Boryana Katsarova August 18, 2014Posted by Geoffrey Hiller in Ukraine.
Lenin Square, Simferopol, Crimea 2014
Boryana Katsarova (b. 1981, Bulgaria) studied photography between 1998 and 2003 and holds a Bachelors Degree from the Bulgarian National Academy for Theater and Cinema Art /NATFA/. She worked as a photographer for Agence France-Press in Bulgaria between 2007 and 2010, during which time her work appeared in major print magazines and newspapers around the world. In 2010 she decided to became a freelance photographer specializing in documentary, editorial and portrait photography and since 2011 has been represented the Cosmos Photo Agency in Paris. This image is part of a project : Ukraine: Crimea Under Siege that was funded by the Pulitzer Center on Crisis Reporting.
About the Photograph:
“The people in the photograph were attending one of the many pro-Russian rallies which were held in Simferopol and across the entire Crimean peninsula in support of the unification of Crimea with Russia ahead of the unique and internationally unrecognized Crimean Referendum that was held on March 16, 2014. Russian President Vladimir Putin officially recognized the ‘reunification’ of breakaway Ukrainian region of Crimea with Russia on March 18, 2014.”
“It was really difficult to take this picture. Many people were against being photographed. It was the first time I was working in a crisis zone and the first time I have ever experienced anything like that.
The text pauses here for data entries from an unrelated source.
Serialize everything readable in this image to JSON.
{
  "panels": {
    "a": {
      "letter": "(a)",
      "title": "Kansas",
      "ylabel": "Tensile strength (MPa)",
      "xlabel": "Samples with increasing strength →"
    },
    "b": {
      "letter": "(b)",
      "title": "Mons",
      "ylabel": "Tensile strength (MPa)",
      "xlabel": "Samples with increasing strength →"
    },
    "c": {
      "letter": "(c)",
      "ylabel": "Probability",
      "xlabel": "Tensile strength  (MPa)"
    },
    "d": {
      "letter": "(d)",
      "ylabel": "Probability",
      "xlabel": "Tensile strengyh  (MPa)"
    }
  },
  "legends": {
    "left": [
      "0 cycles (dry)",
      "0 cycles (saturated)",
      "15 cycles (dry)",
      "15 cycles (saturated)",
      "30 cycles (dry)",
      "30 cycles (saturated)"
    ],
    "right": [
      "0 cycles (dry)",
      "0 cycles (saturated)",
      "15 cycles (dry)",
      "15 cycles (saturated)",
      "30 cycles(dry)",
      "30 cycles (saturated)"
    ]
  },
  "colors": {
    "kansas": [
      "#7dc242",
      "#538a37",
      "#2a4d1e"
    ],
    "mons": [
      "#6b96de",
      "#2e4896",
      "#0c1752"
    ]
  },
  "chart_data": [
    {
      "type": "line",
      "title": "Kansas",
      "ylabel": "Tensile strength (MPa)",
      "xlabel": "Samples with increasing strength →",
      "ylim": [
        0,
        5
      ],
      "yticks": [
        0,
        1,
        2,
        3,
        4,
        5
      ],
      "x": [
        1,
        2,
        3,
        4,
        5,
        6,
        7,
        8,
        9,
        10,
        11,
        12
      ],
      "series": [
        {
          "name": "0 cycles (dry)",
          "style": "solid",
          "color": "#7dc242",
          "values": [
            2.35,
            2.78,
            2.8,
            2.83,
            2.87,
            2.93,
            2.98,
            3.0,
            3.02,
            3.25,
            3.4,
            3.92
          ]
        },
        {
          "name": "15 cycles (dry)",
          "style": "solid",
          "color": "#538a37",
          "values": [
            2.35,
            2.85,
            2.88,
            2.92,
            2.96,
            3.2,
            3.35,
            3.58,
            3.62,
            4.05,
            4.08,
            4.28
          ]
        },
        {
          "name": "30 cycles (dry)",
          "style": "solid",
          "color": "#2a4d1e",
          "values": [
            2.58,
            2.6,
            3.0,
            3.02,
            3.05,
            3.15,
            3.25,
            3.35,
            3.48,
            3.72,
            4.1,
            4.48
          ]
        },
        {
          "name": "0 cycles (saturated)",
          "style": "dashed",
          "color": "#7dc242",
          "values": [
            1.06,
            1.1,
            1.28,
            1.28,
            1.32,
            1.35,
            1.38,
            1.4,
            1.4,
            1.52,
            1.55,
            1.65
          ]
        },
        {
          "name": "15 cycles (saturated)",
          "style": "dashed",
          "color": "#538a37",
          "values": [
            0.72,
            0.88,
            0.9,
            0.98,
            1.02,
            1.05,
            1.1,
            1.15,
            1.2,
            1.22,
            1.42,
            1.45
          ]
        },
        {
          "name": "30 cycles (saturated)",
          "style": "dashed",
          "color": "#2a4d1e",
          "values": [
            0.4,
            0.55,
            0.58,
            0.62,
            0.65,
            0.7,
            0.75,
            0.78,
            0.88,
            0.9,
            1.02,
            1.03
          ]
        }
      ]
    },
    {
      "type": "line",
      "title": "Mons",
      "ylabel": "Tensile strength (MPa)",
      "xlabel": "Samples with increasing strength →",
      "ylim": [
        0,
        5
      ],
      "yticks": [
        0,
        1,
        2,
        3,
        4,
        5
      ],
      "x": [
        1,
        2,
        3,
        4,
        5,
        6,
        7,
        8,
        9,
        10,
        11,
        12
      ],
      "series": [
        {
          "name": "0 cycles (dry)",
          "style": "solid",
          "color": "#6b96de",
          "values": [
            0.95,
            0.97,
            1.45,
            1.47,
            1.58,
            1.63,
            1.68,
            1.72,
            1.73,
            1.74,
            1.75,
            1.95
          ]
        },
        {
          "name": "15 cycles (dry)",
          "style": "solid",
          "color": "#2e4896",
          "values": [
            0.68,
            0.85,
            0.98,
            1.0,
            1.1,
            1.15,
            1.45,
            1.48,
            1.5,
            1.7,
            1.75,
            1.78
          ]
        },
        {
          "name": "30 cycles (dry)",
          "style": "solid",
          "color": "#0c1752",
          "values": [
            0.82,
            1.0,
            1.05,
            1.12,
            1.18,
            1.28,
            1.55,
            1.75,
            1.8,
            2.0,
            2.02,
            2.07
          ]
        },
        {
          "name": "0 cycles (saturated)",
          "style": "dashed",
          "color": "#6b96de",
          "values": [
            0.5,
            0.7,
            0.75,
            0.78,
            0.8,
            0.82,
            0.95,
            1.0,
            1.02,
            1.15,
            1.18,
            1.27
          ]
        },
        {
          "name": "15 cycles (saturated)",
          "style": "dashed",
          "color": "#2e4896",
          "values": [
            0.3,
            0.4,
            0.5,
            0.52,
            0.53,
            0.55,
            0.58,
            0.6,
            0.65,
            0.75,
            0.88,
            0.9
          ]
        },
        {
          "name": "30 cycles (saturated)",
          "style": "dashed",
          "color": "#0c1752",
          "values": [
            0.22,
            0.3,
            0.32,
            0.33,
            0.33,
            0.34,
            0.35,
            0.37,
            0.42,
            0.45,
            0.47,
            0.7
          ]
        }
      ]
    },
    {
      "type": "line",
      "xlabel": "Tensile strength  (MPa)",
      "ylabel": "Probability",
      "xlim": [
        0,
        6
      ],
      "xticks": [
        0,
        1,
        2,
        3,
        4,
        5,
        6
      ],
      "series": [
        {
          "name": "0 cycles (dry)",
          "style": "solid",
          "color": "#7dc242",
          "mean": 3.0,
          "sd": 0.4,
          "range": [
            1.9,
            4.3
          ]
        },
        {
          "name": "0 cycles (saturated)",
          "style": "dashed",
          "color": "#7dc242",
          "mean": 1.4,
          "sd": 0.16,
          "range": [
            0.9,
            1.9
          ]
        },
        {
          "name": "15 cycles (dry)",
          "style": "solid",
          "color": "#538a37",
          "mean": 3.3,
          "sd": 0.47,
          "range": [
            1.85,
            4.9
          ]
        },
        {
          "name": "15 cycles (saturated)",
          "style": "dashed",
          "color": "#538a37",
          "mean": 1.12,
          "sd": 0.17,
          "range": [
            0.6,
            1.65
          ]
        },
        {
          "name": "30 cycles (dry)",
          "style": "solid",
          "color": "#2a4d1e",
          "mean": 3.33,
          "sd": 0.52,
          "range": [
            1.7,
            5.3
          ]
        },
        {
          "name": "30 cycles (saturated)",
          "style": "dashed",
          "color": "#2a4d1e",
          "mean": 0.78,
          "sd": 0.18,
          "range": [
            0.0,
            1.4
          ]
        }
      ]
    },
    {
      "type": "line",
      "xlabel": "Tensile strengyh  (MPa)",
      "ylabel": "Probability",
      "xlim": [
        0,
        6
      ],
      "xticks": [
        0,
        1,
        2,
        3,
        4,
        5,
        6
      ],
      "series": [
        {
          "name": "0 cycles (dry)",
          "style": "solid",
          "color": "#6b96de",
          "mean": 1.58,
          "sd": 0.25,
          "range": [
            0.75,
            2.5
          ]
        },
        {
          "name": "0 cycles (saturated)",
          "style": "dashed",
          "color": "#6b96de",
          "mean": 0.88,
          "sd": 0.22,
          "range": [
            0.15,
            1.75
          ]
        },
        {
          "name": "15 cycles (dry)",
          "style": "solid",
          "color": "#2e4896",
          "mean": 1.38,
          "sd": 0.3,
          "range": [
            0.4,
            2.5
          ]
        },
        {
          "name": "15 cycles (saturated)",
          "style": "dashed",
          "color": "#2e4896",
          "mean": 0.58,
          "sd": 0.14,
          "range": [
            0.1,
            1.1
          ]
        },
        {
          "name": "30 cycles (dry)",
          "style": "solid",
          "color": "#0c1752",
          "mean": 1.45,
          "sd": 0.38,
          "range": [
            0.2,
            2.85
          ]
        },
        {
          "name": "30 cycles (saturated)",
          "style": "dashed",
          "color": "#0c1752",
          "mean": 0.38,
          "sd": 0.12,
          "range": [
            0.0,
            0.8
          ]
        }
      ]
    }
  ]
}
Just two days before, masked gunmen ran towards me and journalist Dimiter Kenarov and pushed him on the ground. They put a gun to his head demanding his smart phone he was taking pictures with. After that they ran to me and took my Nikon D3 camera. We left Ukraine three weeks after I took this picture.”
“Today, more than five months after the Crimean crisis, the unrest in eastern Ukraine is continuing and the climate for press freedom worsens everyday. Many local and international journalists covering the situation are being interrogated, targeted, their equipment seized, and the number of the ones being killed is growing. In my opinion, nowadays bearing witness as photojournalist, cameraman or reporter in crisis and war zones is a duty, that is much harder and much more responsible than ever before.”